By Saumya Sharma
DddA complex system diagram. Composed of an mtDNA targeting sequence, TALE protein, DddA half, and UGI.
CRISPR has been the leading gene-editing tool in genetics for the past 8 years, but what if there was a new targeted option that addressed issues in the energy systems in the human body? An option that could undo mutations in the mitochondria.
Before delving into the logistics of gene editing, it is important to understand the basics. DNA is the name of a chain of code that dictates every aspect of a living thing. It is housed in the nucleus of the cell and is made up of four main bases: adenine (A), guanine (G), cytosine (C), and thymine (T). Additionally, there are other bases that are used in a different process/type of DNA, the most important of which, for understanding mitochondrial gene editing, being uracil (U), which is used in RNA (a version of genetic material that uses U instead of T). These bases fall into two categories: pyrimidines (C, T, and U) and purines (A and G). Each pyrimidine pairs with a purine. Each set of bases encodes for enzymes, which are proteins in charge of governing cell behavior by catalyzing reactions. Any changes that occur to the order of bases in the DNA are called mutations, which can affect the function and efficacy of the enzymes.
As most teens know, the mitochondria are the “powerhouse of the cell.” In other words, the mitochondria are the main provider of the cell’s energy supply, called ATP (adenosine triphosphate). While the origin of the mitochondria in human cells is not confirmed, the prevailing theory is that the organelle was at one point a single-celled organism that eventually merged with other cells. This is assumed because of the presence of the phospholipid bilayer (a thin, double-layered membrane that usually separates the outside of a cell from the inside) that encases the mitochondria, and the presence of a separate set of DNA called mtDNA. The mtDNA encodes 13 proteins that are involved in ATP production. If mutations occur in the mtDNA, there would be direct effects on the wellbeing of the mitochondria, thus affecting the rest of the cell as well. This is why scientists are working on developing a tool to reverse the mutations in mtDNA.

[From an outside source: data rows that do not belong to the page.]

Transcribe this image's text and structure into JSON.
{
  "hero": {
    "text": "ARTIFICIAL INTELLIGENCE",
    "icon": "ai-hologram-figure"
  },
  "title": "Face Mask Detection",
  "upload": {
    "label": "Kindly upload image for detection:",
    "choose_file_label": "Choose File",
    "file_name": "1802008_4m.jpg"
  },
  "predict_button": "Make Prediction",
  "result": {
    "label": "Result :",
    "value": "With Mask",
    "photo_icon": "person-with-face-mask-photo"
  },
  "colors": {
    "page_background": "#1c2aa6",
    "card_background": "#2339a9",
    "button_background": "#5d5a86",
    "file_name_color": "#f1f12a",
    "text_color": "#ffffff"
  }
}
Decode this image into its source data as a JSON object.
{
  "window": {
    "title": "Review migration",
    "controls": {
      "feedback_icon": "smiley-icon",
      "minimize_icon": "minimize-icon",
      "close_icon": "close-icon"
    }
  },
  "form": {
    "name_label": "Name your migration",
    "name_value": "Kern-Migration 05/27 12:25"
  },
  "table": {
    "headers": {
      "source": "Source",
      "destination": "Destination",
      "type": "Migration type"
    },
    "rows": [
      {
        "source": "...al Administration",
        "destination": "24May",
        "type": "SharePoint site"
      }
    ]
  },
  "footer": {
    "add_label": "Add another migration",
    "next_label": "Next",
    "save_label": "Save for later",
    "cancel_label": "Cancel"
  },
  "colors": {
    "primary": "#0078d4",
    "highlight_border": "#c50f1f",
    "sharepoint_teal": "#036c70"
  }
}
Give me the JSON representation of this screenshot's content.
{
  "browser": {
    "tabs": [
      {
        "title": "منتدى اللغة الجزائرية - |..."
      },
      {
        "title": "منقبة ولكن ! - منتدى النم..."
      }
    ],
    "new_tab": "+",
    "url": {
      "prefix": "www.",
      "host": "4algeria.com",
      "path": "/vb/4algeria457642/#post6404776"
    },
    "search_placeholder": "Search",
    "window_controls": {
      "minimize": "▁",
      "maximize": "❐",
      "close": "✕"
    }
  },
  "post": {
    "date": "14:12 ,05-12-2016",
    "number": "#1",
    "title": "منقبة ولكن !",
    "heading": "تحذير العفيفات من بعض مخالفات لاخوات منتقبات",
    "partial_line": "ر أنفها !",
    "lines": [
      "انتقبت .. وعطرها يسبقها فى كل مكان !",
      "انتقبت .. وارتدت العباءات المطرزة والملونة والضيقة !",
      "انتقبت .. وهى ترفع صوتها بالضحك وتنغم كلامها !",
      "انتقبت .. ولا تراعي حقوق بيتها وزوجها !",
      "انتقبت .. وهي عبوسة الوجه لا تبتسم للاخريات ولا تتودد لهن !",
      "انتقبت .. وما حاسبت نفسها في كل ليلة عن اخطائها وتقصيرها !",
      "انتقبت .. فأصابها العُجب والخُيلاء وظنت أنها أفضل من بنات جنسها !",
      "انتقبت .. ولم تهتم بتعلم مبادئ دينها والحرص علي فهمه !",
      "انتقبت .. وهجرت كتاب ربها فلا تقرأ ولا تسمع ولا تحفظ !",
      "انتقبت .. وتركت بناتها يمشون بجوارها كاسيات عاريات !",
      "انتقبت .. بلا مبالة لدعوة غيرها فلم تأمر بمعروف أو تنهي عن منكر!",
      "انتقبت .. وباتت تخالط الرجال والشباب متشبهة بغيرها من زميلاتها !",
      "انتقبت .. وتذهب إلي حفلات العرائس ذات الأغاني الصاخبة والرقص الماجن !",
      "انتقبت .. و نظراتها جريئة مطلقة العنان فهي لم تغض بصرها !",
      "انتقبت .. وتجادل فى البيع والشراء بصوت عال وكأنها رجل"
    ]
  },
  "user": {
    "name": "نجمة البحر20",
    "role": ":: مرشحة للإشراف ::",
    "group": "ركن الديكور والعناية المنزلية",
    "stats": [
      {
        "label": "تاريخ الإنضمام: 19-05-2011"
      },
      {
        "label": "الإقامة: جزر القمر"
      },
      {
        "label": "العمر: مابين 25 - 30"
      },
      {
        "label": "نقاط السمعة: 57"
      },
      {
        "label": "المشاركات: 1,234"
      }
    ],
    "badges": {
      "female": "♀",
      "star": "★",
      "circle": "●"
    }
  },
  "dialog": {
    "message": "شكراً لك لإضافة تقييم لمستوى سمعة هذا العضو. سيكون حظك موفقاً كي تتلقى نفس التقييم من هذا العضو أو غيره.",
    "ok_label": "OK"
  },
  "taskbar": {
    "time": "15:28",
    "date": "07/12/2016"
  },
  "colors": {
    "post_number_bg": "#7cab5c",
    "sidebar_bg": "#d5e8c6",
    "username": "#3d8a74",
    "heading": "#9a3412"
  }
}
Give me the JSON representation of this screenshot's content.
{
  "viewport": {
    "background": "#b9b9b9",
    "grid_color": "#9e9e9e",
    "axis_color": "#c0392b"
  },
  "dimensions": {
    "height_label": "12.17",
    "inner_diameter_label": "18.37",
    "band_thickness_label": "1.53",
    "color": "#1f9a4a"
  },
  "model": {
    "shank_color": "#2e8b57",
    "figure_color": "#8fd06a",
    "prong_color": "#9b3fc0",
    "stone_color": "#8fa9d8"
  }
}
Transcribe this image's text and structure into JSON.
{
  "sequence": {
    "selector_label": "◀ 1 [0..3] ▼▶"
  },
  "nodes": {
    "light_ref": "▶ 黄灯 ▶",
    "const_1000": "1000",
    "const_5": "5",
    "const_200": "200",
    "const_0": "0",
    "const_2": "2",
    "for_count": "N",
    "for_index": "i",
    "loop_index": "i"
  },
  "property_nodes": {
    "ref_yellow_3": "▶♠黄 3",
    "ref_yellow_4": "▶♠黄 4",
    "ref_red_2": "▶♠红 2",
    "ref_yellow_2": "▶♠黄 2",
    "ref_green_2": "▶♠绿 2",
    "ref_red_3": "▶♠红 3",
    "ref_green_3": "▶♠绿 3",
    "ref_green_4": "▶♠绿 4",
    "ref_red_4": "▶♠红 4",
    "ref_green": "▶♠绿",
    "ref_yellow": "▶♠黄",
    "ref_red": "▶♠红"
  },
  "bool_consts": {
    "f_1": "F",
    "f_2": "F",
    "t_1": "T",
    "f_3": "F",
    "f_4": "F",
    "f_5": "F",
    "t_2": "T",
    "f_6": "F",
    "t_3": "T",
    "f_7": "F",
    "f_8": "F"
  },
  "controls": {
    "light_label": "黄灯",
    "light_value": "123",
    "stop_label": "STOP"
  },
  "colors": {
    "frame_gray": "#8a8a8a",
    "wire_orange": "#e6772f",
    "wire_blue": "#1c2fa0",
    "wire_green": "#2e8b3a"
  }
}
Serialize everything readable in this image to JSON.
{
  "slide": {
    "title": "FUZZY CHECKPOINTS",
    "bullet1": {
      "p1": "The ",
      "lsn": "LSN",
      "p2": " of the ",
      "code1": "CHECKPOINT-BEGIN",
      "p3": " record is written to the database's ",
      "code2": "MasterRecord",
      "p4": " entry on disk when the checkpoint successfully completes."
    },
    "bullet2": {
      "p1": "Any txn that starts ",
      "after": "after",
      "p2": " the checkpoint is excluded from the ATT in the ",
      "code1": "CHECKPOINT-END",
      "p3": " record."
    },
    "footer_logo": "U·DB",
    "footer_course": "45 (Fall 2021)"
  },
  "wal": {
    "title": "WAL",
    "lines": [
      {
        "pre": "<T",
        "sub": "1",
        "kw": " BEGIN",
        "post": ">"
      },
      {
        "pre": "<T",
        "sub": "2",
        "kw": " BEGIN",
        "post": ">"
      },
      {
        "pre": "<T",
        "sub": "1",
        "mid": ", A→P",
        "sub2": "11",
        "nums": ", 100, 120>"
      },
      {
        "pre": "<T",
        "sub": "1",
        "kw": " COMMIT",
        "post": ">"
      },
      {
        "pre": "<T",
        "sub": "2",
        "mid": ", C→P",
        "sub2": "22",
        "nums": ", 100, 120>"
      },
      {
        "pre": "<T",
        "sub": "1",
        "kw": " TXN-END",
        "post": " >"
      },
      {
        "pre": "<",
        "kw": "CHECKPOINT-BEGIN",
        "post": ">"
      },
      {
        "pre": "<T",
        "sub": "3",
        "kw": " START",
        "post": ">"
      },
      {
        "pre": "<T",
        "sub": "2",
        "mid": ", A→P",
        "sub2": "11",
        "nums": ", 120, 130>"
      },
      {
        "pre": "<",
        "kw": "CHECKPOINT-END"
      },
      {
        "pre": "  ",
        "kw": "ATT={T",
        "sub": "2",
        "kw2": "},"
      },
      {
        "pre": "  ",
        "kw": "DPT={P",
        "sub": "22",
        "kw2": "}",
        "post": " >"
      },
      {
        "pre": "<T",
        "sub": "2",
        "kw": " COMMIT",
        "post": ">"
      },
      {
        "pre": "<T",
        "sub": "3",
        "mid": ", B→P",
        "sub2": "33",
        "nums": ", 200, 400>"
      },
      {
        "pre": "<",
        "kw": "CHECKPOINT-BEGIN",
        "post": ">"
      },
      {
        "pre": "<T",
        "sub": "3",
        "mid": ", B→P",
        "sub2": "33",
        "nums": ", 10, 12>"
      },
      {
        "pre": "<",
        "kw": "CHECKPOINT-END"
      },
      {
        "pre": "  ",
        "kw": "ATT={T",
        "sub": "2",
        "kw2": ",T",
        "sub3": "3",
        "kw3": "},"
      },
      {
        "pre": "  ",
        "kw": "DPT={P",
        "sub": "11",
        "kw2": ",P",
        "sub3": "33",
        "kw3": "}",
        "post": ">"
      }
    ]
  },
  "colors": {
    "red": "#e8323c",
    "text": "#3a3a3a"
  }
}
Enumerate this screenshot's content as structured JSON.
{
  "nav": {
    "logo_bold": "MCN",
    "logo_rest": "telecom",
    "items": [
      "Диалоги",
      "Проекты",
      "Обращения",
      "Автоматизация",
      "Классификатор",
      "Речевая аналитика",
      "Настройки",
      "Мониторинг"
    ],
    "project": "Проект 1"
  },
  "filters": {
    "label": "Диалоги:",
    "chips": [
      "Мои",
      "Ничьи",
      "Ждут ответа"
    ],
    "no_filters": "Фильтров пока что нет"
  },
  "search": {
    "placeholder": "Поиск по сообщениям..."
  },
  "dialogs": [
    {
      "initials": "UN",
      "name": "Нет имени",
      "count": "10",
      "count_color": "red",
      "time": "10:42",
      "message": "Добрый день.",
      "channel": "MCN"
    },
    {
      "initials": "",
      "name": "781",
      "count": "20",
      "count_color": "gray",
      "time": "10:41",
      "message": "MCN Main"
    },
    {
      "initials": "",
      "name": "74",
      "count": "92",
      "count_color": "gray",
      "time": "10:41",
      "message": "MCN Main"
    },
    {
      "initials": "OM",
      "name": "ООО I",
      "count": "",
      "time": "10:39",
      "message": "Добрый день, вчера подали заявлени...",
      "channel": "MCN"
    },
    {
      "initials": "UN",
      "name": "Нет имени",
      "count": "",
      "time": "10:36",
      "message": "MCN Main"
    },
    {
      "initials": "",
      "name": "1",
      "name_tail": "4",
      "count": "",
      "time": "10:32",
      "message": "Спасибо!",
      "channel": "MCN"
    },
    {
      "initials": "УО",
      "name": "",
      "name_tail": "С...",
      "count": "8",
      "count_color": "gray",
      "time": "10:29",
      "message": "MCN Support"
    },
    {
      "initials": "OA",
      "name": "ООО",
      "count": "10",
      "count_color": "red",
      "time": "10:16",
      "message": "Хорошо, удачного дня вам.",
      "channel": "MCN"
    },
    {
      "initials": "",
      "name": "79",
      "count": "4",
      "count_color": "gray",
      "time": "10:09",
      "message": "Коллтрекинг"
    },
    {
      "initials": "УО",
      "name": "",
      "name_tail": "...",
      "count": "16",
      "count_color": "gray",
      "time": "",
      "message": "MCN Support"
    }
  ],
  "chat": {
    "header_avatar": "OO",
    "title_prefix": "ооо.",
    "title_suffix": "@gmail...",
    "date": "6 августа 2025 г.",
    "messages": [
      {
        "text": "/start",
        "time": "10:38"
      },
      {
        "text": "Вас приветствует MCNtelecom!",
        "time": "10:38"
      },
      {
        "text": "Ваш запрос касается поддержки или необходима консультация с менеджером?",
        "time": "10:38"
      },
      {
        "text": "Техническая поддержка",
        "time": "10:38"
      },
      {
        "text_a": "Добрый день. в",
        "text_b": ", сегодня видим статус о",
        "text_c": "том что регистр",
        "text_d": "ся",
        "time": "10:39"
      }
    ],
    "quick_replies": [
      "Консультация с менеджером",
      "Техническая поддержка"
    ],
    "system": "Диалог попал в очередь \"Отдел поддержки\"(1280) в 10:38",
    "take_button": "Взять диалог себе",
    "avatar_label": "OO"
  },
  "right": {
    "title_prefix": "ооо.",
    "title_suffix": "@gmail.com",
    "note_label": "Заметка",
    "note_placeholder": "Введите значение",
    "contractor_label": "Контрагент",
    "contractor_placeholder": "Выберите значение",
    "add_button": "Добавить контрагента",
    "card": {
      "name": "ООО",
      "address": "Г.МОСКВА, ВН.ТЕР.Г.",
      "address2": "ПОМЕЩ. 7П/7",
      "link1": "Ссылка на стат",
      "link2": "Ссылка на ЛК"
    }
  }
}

The solution came in the form of a cytidine deaminase enzyme called DddA. Cytidine deaminase enzymes govern the fixing/replacing of pyrimidine bases in DNA. DddA works by targeting DNA and facilitating the change between cytosine and uracil.
Now, for DddA to work, there are a few obstacles that scientists had to eliminate. The first, and arguably the most critical, was the toxicity of DddA. DddA is normally toxic to mammalian cells. Scientists were able to bypass this obstacle by splitting DddA into two halves and binding each half to a separate TALE (Transcription activator-like effector) protein (see image above). This way, when the DddA halves needed to be together on the mtDNA, they could be connected easily while still being separated to counter the protein’s toxicity.
The next challenge was getting the DddA parts into the mitochondria. Because of the phospholipid bilayer around the mitochondria, scientists had to use a sequence of amino acids to allow the DddA protein to pass through the phospholipid bilayer, and also target the part of the mtDNA that needed to be edited.
Furthermore, an issue arose with the fact that DddA replaces each C with a U in the selected mtDNA. As stated earlier, U is only used in RNA, not DNA. DNA correction proteins, uracil DNA glycosylase (UNG), actively work in the cell to ensure that all DNA and mtDNA have the correct bases. Since U is an RNA base, if the UNG finds this base, it will try to undo the work the scientists did. To prevent this from happening, scientists added a UNG inhibitor to the DddA complex. This inhibitor blocked UNG from changing the U back to a C. By blocking this change, the cell auto-adjusted the mtDNA with the correction.
After all of these changes, the original DddA is cut in half, attached to a UNG inhibitor, and a TALE protein. This final complex is called a DddA-derived cytosine base editor (DdCBE).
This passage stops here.